Sample letter to my true self about breaking up with food:
Dear True Self,
I know it’s been a while since I last wrote. It’s hard to find a time. But now I need your help. Maybe I’ve neglected asking for help because I have this pride that keeps me from asking for help. You know me, I think I can solve my problems by myself, I don’t need anyone. But you know that’s not true. I want to be kind. I want to be wise. I want to be strong. But I do things that I think could threaten my well-being. What are those? Things like alcohol. You know I don’t abuse alcohol. But I think I need to get it completely out of my life or at least learn how to moderate it. I go back-and-forth on and off again, mostly on. I need help. I need clarity. I need strength. I need your help. Hope to hear from you soon.
It was so good to hear from you. I know you struggle. We all struggle. Life is difficult. I know you’ve made mistakes. You’re human, I know you care about the people in your life. And I know you want to be strong, both mentally and physically. Think about a few things when it comes to alcohol. Why do you want to drink. I know you’ve developed a routine around alcohol. You typically drink from 5 to 7 PM. I know. And it’s become a way to relax. You feel bored. You feel anxious. You feel spent. And then you drink. It’s the same with food. Maybe pushing through those times would help. Maybe it’s time to be honest with yourself. Maybe it’s time to love yourself. I wonder what you would say to a friend or family member or client if they came to you with a struggle and wanted to quit drinking alcohol. Wouldn’t you want to know why? I think you would avoid giving advice. I think you would help them sort through the reasons, maybe get to the root of their desire to quit. So, I want you to stop and think. I think you struggle with quitting because alcohol is a much bigger part of your life then you’re willing to admit. I think you struggle because you don’t want to lose the relationship that you have with alcohol. You know what it does for you.

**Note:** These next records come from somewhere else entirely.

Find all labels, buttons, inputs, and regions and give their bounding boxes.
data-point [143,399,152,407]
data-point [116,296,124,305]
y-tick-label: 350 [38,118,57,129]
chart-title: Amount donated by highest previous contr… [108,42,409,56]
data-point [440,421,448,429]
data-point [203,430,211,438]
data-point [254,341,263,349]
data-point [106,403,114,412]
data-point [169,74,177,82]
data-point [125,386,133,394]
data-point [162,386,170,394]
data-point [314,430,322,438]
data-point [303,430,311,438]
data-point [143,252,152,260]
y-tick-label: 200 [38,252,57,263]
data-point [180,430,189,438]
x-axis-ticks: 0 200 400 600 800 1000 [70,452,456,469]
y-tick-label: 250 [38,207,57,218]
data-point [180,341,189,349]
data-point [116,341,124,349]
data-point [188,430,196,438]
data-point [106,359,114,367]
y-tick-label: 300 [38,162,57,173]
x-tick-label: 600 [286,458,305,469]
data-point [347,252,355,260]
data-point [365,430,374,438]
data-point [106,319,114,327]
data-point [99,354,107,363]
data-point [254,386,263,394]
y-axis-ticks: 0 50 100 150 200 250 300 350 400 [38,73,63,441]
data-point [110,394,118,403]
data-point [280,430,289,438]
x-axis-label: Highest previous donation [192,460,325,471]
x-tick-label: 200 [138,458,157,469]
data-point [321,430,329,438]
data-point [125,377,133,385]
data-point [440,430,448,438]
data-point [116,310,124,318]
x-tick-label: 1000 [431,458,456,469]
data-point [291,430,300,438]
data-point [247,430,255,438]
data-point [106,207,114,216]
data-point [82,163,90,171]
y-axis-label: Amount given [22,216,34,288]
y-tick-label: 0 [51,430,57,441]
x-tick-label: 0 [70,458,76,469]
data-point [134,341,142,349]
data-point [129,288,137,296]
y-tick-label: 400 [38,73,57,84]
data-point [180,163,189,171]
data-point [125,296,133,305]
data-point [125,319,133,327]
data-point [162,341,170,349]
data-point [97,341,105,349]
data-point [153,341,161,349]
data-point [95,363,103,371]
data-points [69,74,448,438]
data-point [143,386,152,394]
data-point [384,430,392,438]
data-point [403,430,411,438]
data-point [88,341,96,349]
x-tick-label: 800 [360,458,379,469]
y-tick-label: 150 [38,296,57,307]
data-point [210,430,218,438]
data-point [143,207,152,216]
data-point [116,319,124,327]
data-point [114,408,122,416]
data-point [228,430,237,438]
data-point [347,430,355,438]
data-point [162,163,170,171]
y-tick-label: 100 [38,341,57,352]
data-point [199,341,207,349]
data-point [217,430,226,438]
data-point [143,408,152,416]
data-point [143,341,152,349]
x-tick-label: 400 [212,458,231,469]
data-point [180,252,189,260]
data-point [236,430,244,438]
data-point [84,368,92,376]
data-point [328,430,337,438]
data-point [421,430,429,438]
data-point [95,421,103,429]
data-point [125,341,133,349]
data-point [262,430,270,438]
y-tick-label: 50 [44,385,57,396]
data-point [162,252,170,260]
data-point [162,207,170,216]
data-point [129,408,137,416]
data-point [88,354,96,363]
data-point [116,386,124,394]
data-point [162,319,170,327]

And I think you struggle because it embarrasses you to admit that you have a problem with it, that you don’t have the willpower over it. It’s time to admit that you really enjoy something that is potentially harmful to you, both physically and mentally. Maybe that’s the place to start. I have more to say. Respond back with your feedback on my thoughts.
Your True Self
And now, maybe it’s time to write that Dear John letter.
Maybe it’s time to write that letter to food and break up with it once and for all. Be honest. The relationship that you have with it is killing you or maybe at best leading to some chronic problems that might not be life-threatening but will control your life for the rest of your life.
Go ahead and vent about that relationship with food. Tell food that it’s not your friend. Not anymore. And that you’re not going to depend on it for your emotional well-being. You’re not going to see it as a source of pleasure, because it’s killing you.
Write a letter to food, break up with it, and then find new relationships that will promote health and well-being in your life.